L'ARRIVÉE DES "SOUL MEN"

Durant les années 1950, deux artistes noirs, étiquetés alors rhythm'n'blues, vont connaître un tel succès auprès de tous les publics que la notion de rhythm'n'blues va perdre quelque peu de sa spécificité. Il s'agit de Ray Charles et de Sam Cooke. I Got A Woman, Lonely Avenue, Hit The Road Jack pour Ray Charles ou You Send Me et Chain Gang pour Sam Cooke vont à la fois confirmer ce qui fait la spécificité de la musique noire, c'est-à-dire une émotion venant de l'Afrique et de l'esclavage. Ces deux artistes vont poser les bases d'un nouveau genre, englobant le rhythm'n'blues et la soul music.
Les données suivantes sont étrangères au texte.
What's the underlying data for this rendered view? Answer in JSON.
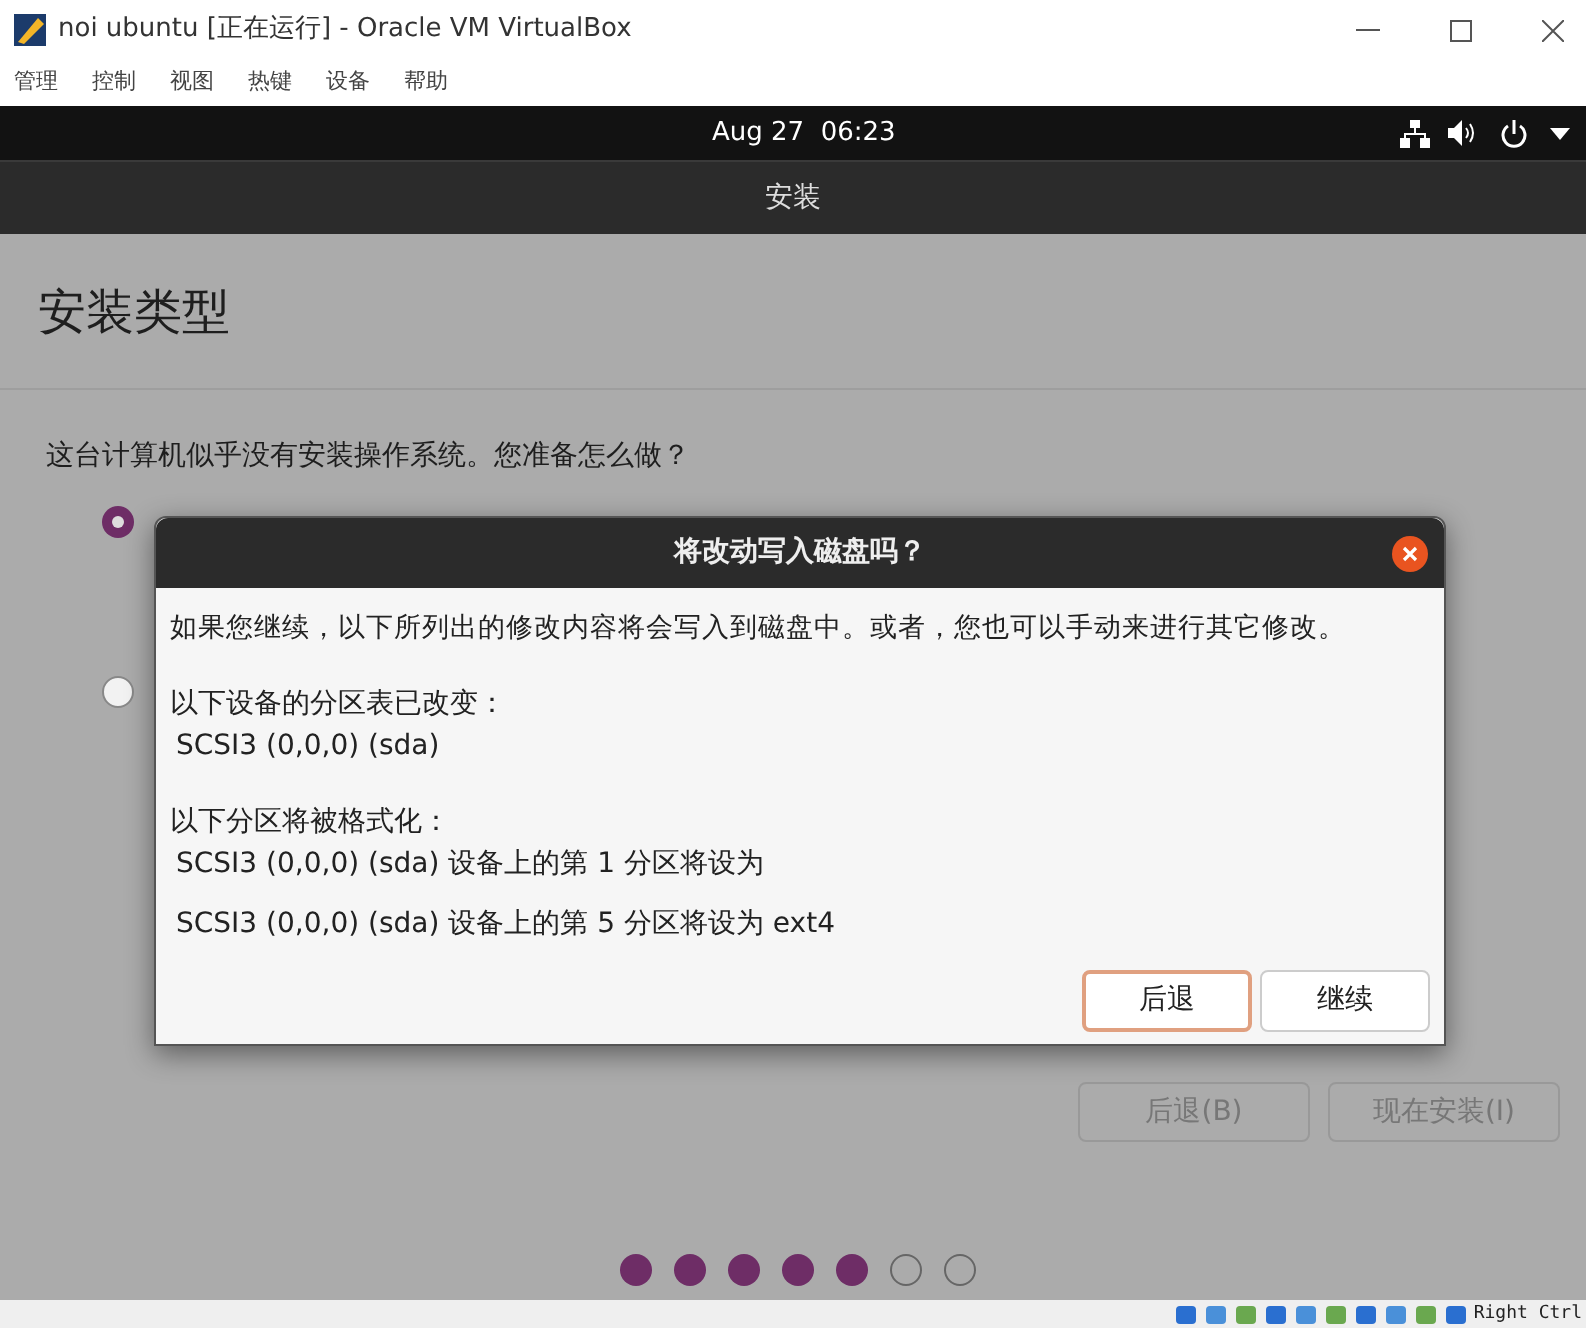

On passe alors à une autre histoire, celle des Noirs américains des années 1960 et 1970, ceux des labels 'Tamla Motown' ou 'Stax', qui espèrent un meilleur avenir, comme James Brown, qui affirme être "proud to be black" ("fier d'être noir").


SAM COOKE

Sam Cooke fut à sa façon le père de la soul-music actuelle. Né le 22 janvier 1935, à Chicago, Sam Cooke développe très tôt un talent pour le chant religieux. À l'aube de sa majorité, il rejoint la formation des Soul Stirrers, groupe de gospel où figure Johnny Taylor, puis des Pilgrim Travellers où figure Lou Rawls. Il devient une star aux yeux de la communauté noire américaine et abandonne le pseudonyme de Dale Cook pour Sam Cooke et enregistre You send me en 1957, son premier hit, sur le label Keen.

Ce morceau reste six semaines en tête des ventes de rhythm'n'blues et lui permet d'enregistrer son premier album, éponyme. Jusqu'en 1960, Sam Cooke enregistre ses œuvres les plus populaires : Only sixteen, Crazy she calls me, Wonderful World

À partir de 1960, Sam Cooke devient un habitué des hit-parades. Son style, souvent basé sur des interprétations de ballades, hésite entre le gospel et la musique pop naissante. Face à ces hésitations, il décide, lors de l'enregistrement de son 7e album (Night beat) de minimiser l'approche musicale et de mettre plus en avant ses qualités vocales.

© RCA Victor Records - Sam Cooke (1965)

Particulièrement sensible au mouvement de la jeunesse, Sam Cooke enregistre A Change is Gonna Come (1963), considérée par beaucoup comme son chef-d'œuvre. En 1964, au moment de son décès (il est abattu dans un motel californien le 11 décembre 1964), Sam Cooke a déjà vendu 15 millions de disques. Sa mort faussement élucidée a largement encouragé la polémique et choqua profondément la communauté afro-américaine de l'époque.

Sam Cooke a eu une influence décisive sur de nombreux chanteurs noirs américains : Otis Reding (A change is gonna come, Shake), Bobby Womack, Arthur Conley (qui change Do you like good music en Sweet soul music), et artistes blancs anglais comme Rod Stewart (Twistin', The night away) et les Rolling Stones (Little Red Rooster que Sam Cooke enregistre avec Billy Preston à l'orgue).